I’ll just procrastinate until the day I bump into my soulmate
~Gym Class Heroes, Sloppy Love Jingle Pt. 1~
I don’t believe in “The One.” I refuse to believe that we are allotted exactly one person to truly bond with on this planet. My theory? There are several “ones” out there for each of us. There are several people who you could potentially spend a happily every after with, given the right circumstances and the right timing. My hubby is definitely one of my ones, but if one of us dies before the other (some folks die at the same time), I have no doubt that either of us could eventually move on and have a happy, productive life. I would not want to pass on to the other side and know that my husband is doomed to misery because his “One” kicked the bucket.

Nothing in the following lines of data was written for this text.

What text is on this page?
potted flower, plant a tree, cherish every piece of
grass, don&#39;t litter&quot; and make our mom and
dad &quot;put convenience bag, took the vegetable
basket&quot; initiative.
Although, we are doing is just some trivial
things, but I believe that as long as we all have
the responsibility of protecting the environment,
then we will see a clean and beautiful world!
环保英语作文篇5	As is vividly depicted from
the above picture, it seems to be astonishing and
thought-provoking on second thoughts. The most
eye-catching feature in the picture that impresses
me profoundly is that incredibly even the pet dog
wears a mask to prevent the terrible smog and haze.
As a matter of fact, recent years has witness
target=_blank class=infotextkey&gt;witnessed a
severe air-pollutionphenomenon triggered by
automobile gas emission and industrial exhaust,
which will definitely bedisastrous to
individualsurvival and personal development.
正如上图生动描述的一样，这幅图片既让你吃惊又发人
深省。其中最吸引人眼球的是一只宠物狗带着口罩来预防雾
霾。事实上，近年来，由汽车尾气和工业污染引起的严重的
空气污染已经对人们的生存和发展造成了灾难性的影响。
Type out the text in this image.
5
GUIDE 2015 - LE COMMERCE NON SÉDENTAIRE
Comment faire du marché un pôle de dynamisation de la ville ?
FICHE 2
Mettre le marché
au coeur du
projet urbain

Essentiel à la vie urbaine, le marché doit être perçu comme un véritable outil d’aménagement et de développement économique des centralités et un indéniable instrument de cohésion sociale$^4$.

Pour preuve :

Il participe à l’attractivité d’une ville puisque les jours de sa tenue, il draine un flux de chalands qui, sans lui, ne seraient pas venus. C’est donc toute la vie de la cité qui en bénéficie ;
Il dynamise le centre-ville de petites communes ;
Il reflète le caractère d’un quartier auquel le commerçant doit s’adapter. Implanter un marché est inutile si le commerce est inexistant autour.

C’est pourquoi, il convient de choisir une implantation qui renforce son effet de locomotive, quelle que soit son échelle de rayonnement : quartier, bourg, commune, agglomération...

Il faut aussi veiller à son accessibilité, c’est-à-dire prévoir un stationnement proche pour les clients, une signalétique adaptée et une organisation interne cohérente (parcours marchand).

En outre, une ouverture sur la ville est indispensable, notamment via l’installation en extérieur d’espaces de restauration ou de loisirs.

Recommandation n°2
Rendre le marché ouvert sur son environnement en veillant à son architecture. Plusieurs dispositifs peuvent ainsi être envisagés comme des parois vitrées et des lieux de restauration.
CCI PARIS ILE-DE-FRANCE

Some of my friends think my “several ones” theory is decidely unromantic, but I think it’s just the opposite. This is the theory (combined with a great sense of humor) that allowed me to have fun while navigating through the NYC dating scene. Like most women, I met some nice guys, I met some fun guys and I met a few truly awful guys. The one thing they all had in common, besides a Y-chromosome, was the fact that they were not for me. Some of the break ups were painful, but I got over it. I never thought that by not being with one of those guys, I was missing out on a once-in-a-lifetime opportunity. I knew that my next life lesson (aka date) would be just around the corner whenever I was ready. And he was, in the form of my husband.
Isn’t that romantic and rosey? I think so. It’s realistic too. There’s no point in shedding too many tears over a man who just doesn’t care about you or obssessively dialing and redialing some guy’s phone because he won’t answer and you know he’s ignoring your call and some other woman has probably become the new booty. Ha! You can totally relate to that. You should not have to expend energy to make your mate give a shit. Period. There are no tricks or tests that will put you on the road to happiness–or the road that is happiness since happiness is a journey not a destination, right?
And just like that crap people tell you about “The One,” you will know when you encounter one of your ones. It’s a deep, substantial, positive connection. It’s all intangible and specific to each situation, so there’s no checklist entitled “Recognizing One of Your Ones ” or anything like that, but if you unconsciously smile when you see that person’s name come up on your phone, if you can instantly rattle off 20 things that would make that person happy and you know he or she can say the same, those are good signs.
But more than anything else, finding one of your ones means finding and loving yourself first. That means taking caring of yourself financially, spiritually, physically, emotionally and every other “ly” word. A semi-depressed, out of shape, broke, empty-feeling person who hates her job doesn’t sound like somebody one of your ones would be checking for. It is impossible to nurture a healthy relationship with that seemingly elusive good man if you don’t have yourself together. Apply for that new job, start working on your credit score, face those relationship scars, hit the gym, take hold of your soul and watch how quickly your ones appear.
Everything happens exactly as it should, precisely when it’s supposed to happen.